Saturday, 23 February 2013

The Best Mind Mapping Software on Linux

I generally dislike 'best of' posts, since it's rarely the case that the author has properly analyzed every alternative, or that a 'best' option can be determined objectively.

It's hard to argue that this is an exception. I haven't even tried any of the Linux mind-mapping alternatives; I have no desire to now. I just ask you to try this application. Try it. You'll see what I mean. It is just... superb. It is XMind.

XMind is clearly heavily based on the Eclipse codebase (I will forever be grateful to the Eclipse Foundation for the supremely liberal Eclipse license). As such, the GUI is highly customisable to a degree that would satisfy even the most hardcore KDE advocate.

In true Eclipse style, there is an outline pane, a properties pane, and the usual comprehensive key mapping configuration.

The maps produced with the default settings are indisputably aesthetically pleasing. Unfortunately, the "markers" (clipart graphics for use in maps) included with the software aren't quite to my taste, but are perfectly adequate nonetheless.

The real benefit comes when you really start using the software properly. You'll find that everything 'just works' in an intuitive manner. Dragging a subtopic away from a central topic 'breaks' the link and converts it into a floating topic. Add graphics to anything; attach files to anything. Need to break a subtopic out into more detail? Just hyperlink it to another sheet (or separate mindmap file, or anything else).

Provide easy navigation between associated maps with hyperlinked 'floating topics'. Add custom graphics to the marker list (native is 32px and PNG is supported. You can find some to import in the Open Icon Library). Import/export options are good, including support for other mind mapping software formats; so you can work with the output of popular Android applications, for example.

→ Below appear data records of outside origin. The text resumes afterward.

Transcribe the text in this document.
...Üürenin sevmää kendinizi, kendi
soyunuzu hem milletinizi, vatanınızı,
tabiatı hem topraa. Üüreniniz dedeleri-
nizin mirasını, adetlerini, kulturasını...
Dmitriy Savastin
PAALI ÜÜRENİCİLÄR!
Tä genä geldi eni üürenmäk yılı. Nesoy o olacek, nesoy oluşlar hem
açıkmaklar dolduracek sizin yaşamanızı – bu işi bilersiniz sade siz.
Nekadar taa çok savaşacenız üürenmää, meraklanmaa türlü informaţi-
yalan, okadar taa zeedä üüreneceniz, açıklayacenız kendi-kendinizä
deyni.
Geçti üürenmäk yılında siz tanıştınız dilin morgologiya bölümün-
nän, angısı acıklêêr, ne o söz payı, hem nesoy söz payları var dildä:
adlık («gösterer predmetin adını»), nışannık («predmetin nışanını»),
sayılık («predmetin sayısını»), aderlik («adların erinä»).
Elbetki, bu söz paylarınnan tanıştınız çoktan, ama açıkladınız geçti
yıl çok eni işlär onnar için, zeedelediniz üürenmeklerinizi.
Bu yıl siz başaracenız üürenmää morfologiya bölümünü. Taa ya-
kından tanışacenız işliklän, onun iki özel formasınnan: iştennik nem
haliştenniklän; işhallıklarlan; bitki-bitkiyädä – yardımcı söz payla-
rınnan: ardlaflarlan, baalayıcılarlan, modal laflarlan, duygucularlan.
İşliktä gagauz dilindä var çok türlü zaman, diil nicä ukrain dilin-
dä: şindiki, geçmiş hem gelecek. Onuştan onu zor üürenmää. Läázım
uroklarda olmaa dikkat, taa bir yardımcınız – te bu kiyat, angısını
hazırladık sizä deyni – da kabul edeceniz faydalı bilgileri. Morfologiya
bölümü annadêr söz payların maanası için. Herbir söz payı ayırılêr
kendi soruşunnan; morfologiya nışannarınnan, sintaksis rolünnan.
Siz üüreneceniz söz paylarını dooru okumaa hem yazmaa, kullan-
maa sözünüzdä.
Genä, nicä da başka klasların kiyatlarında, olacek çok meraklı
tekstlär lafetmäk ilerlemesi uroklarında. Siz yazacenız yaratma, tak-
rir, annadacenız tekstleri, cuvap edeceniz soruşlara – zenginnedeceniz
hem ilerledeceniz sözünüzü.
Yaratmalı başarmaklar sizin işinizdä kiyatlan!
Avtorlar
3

The base application is FOSS; dual-licensed with EPL and LGPL. However, a few of the lesser-used and more advanced pieces of functionality are both highly expensive and proprietary. This mightn't be enough to satisfy staunch FSF supporters, but I see it as a perfectly reasonable trade-off that has resulted in a very high quality application. I'd be interested to hear your thoughts.

For my personal mind-mapping requirements on the desktop, the free version of XMind is what I'll be using for the foreseeable future.

In case this post is irreparably tarnishing my reputation in the FOSS world, let me reassure you; for my wider diagramming needs, I do, of course, exclusively use Dia!